Lawyers come together to call for action on legacy cases

Families of Troubles victims, Emma Rogan, John Teggart and Lisa McNally at the launch of the Time for Truth march. Picture by Ann McManus.

A GROUP of 50 Northern Ireland lawyers have signed a letter expressing concerns at the "vacuum confronting victims and survivors seeking access to justice".

The solicitors, specialising in legacy cases, represent a range of law firms. They have said it is "unacceptable and intolerable" that the legacy mechanisms agreed in the Stormont House Agreement more than three years ago, have yet to be implemented.

They have also expressed concerns at growing calls by a number of Conservative MPs for a statute of limitation to prevent any further investigations into the actions of British soldiers while serving in Northern Ireland during the Troubles.
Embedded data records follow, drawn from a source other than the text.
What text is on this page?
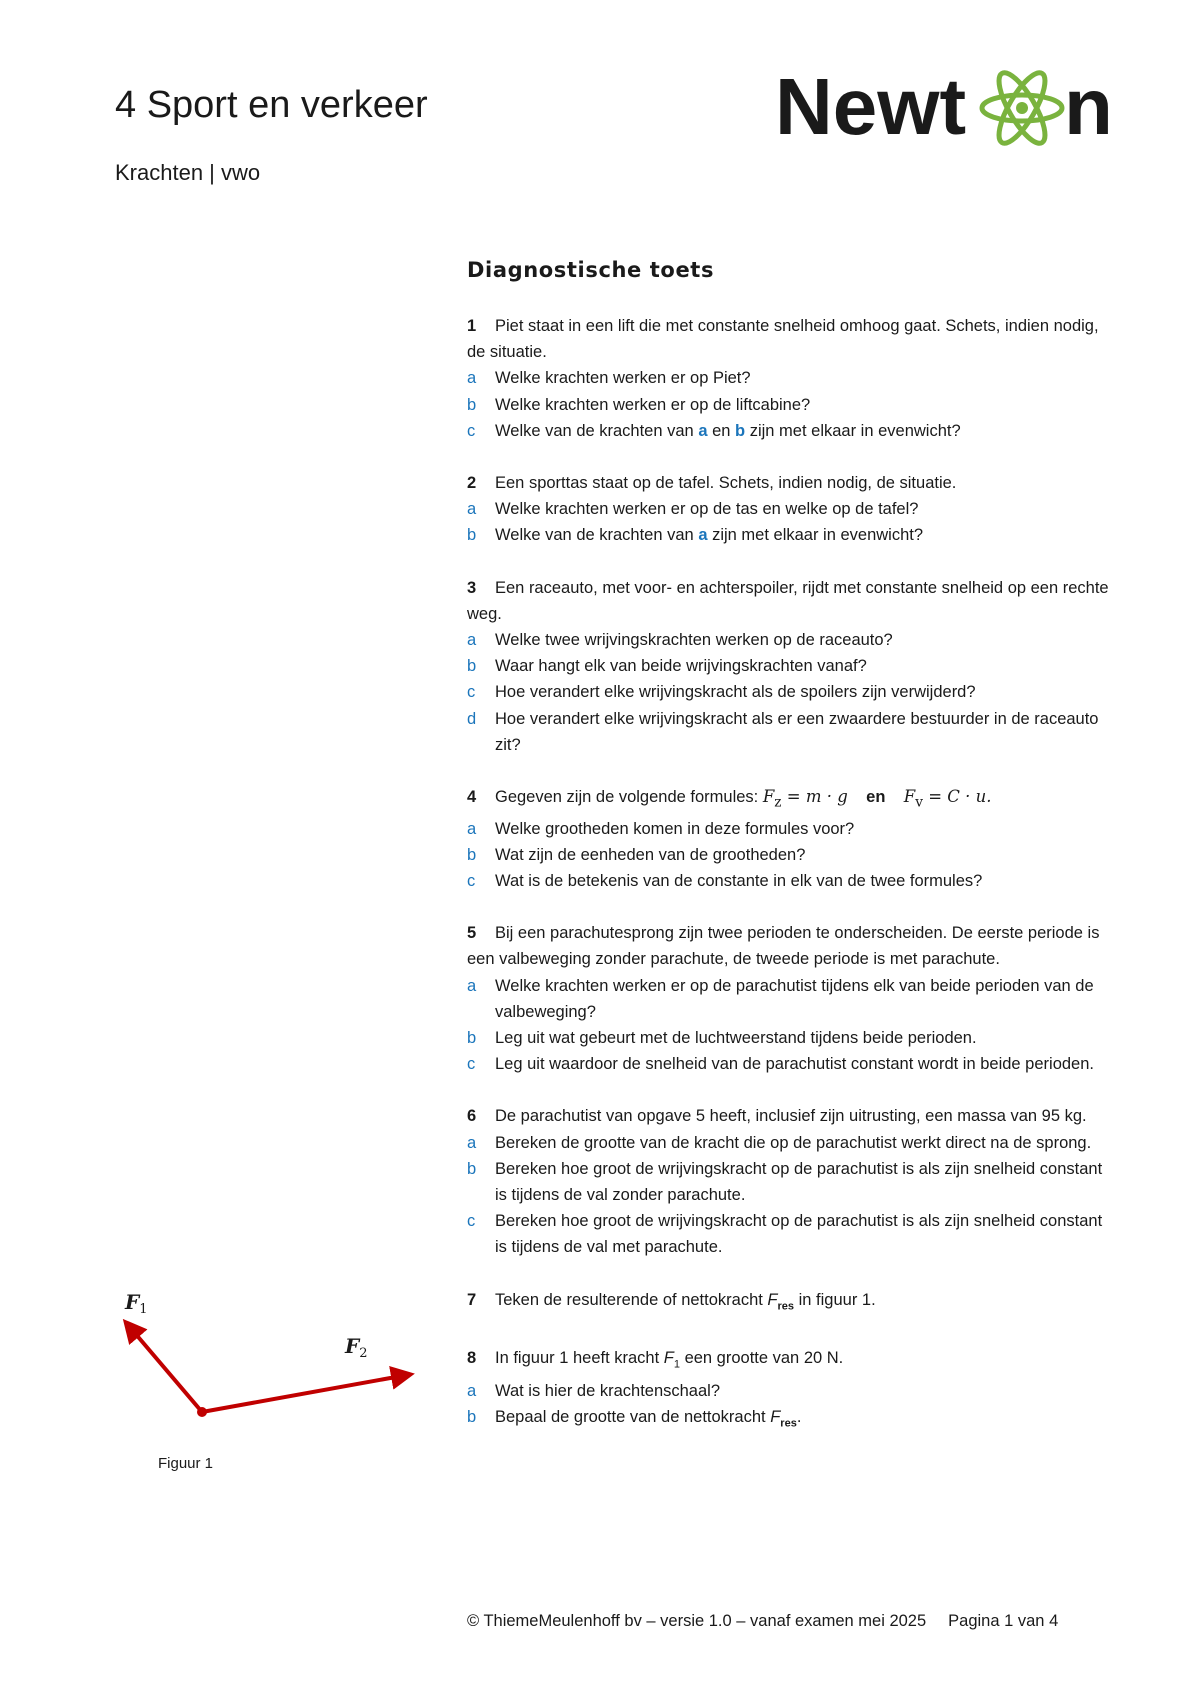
4 Sport en verkeer
Krachten | vwo
Newt n
Diagnostische toets
1 Piet staat in een lift die met constante snelheid omhoog gaat. Schets, indien nodig, de situatie.
a	Welke krachten werken er op Piet?
b	Welke krachten werken er op de liftcabine?
c	Welke van de krachten van a en b zijn met elkaar in evenwicht?
2 Een sporttas staat op de tafel. Schets, indien nodig, de situatie.
a	Welke krachten werken er op de tas en welke op de tafel?
b	Welke van de krachten van a zijn met elkaar in evenwicht?
3 Een raceauto, met voor- en achterspoiler, rijdt met constante snelheid op een rechte weg.
a	Welke twee wrijvingskrachten werken op de raceauto?
b	Waar hangt elk van beide wrijvingskrachten vanaf?
c	Hoe verandert elke wrijvingskracht als de spoilers zijn verwijderd?
d	Hoe verandert elke wrijvingskracht als er een zwaardere bestuurder in de raceauto zit?
4 Gegeven zijn de volgende formules: $F_z = m \cdot g$ en $F_v = C \cdot u$.
a	Welke grootheden komen in deze formules voor?
b	Wat zijn de eenheden van de grootheden?
c	Wat is de betekenis van de constante in elk van de twee formules?
5 Bij een parachutesprong zijn twee perioden te onderscheiden. De eerste periode is een valbeweging zonder parachute, de tweede periode is met parachute.
a	Welke krachten werken er op de parachutist tijdens elk van beide perioden van de valbeweging?
b	Leg uit wat gebeurt met de luchtweerstand tijdens beide perioden.
c	Leg uit waardoor de snelheid van de parachutist constant wordt in beide perioden.
6 De parachutist van opgave 5 heeft, inclusief zijn uitrusting, een massa van 95 kg.
a	Bereken de grootte van de kracht die op de parachutist werkt direct na de sprong.
b	Bereken hoe groot de wrijvingskracht op de parachutist is als zijn snelheid constant is tijdens de val zonder parachute.
c	Bereken hoe groot de wrijvingskracht op de parachutist is als zijn snelheid constant is tijdens de val met parachute.
7 Teken de resulterende of nettokracht $F_{res}$ in figuur 1.
8 In figuur 1 heeft kracht $F_1$ een grootte van 20 N.
a	Wat is hier de krachtenschaal?
b	Bepaal de grootte van de nettokracht $F_{res}$.
$F_1$
$F_2$
Figuur 1
© ThiemeMeulenhoff bv – versie 1.0 – vanaf examen mei 2025 Pagina 1 van 4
The lawyers include Patricia Coyle, Niall Murphy, Kevin Winters, Pádraig Ó Muirigh, Patrick Fahy and Peter Madden.

They have signed a letter carried in today's Irish News saying they are committed to a "human rights compliant approach to addressing outstanding legacy issues".

"We also note the delays which many families have recently been notified of, in respect of pending reports by the Police Ombudsman, as a result of recent litigation by the Retired Police Officers Association.

"The maxim that justice delayed is justice denied could not be more appropriate in the circumstances.

"The loss suffered by many families in our recent conflict has been compounded by the failure of the justice system in the past to acknowledge the wrong done to them.

"If we are to restore confidence in the justice system and rule of law it is imperative that the reasonable expectations of the victims are implemented without any further delay."

The lawyers confirmed they will also be joining with victims' families and campaigners at a march this Sunday in Belfast.

Participants in the Time for Truth march will assemble at noon at separate two locations in the city; the McGurk's Bar memorial in north Belfast and Divis Tower in west Belfast before making its way to Belfast City Hall.